Bankbazaar Singapore – 21, December 2017
The central banks of Singapore and Hong Kong plan to join hands for a trade network powered by blockchain that will see participation of about 20 international banks, reports Business Times. Expected to be in effect by 2019, the one-of-a-kind global trade connectivity network (GTCN) could potentially strengthen the two cities’ status as financial hubs.
Blockchain, a technology that’s rapidly becoming popular for its potential uses in various industries, is expected to speed up the international trade process. Speaking recently to FT, Ramesh Gopinath, VP of blockchain solutions at IBM, had suggested that global trade requires more secure, efficient, and faster technology for document approvals than what is currently in place, and blockchain could be the answer to that.

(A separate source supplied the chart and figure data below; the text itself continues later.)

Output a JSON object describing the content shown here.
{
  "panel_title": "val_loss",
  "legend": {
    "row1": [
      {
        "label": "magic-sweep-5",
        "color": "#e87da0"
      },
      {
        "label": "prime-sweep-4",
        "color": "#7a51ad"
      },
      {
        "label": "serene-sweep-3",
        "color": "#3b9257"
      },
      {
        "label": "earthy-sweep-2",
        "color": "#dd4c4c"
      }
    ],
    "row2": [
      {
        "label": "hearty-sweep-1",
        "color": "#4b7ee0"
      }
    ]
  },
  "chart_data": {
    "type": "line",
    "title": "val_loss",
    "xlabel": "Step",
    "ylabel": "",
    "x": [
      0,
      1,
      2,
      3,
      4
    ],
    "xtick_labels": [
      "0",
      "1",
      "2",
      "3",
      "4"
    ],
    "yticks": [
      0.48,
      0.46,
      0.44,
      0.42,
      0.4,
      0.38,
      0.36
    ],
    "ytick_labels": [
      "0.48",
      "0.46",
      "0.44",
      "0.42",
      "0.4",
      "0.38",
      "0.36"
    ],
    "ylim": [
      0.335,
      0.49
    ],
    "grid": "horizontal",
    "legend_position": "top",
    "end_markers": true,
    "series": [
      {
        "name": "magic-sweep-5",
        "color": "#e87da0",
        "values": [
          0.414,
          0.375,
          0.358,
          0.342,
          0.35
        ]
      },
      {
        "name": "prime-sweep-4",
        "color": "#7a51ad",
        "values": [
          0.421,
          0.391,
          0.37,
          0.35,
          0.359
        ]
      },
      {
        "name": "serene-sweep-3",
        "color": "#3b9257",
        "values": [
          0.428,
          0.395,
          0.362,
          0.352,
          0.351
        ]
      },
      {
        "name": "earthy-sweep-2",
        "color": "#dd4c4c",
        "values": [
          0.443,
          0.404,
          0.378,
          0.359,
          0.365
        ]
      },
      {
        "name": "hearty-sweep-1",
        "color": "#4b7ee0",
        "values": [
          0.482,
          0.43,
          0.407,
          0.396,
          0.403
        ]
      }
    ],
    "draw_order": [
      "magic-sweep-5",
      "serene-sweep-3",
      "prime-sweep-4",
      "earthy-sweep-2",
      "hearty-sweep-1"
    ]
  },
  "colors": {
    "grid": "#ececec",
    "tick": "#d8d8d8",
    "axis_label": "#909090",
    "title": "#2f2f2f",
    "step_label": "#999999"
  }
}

The Singapore-Hong Kong network will be the first initiative from the two Asian cities to partner in quite a while. It may act as a catalyst for improving global financial standards. GTCN could facilitate the movement of data and documents on trade activities that go through the two cities.
The technology works with a distributed ledger that regulators and financial institutions can access to digitise documentation and ease the process. This could significantly reduce costs for the industry as a whole. At present, trade documentation is mostly paper-based and slow. The documentation work of a shipment that would arrive at its destination overnight currently takes up to a week to be delivered.
Hong Kong might focus on trade movements from China while Singapore could target ASEAN. Incidentally, Singapore is in line for ASEAN chairmanship in 2018. The two central banks involved are aware that a partnership between them alone is not sufficient to bring about a global change but feel a successful implementation in Asia could encourage their European counterparts to jump on the bandwagon.
However, despite the massive benefits that such a plan is expected to bring in, there are several fears that linger. Security of transacted data is the primary concern with experts stressing on the importance of maintaining the secrecy of trade data. Ironing out such wrinkles essentially requires new rules and regulations that can effectively monitor the use of blockchain.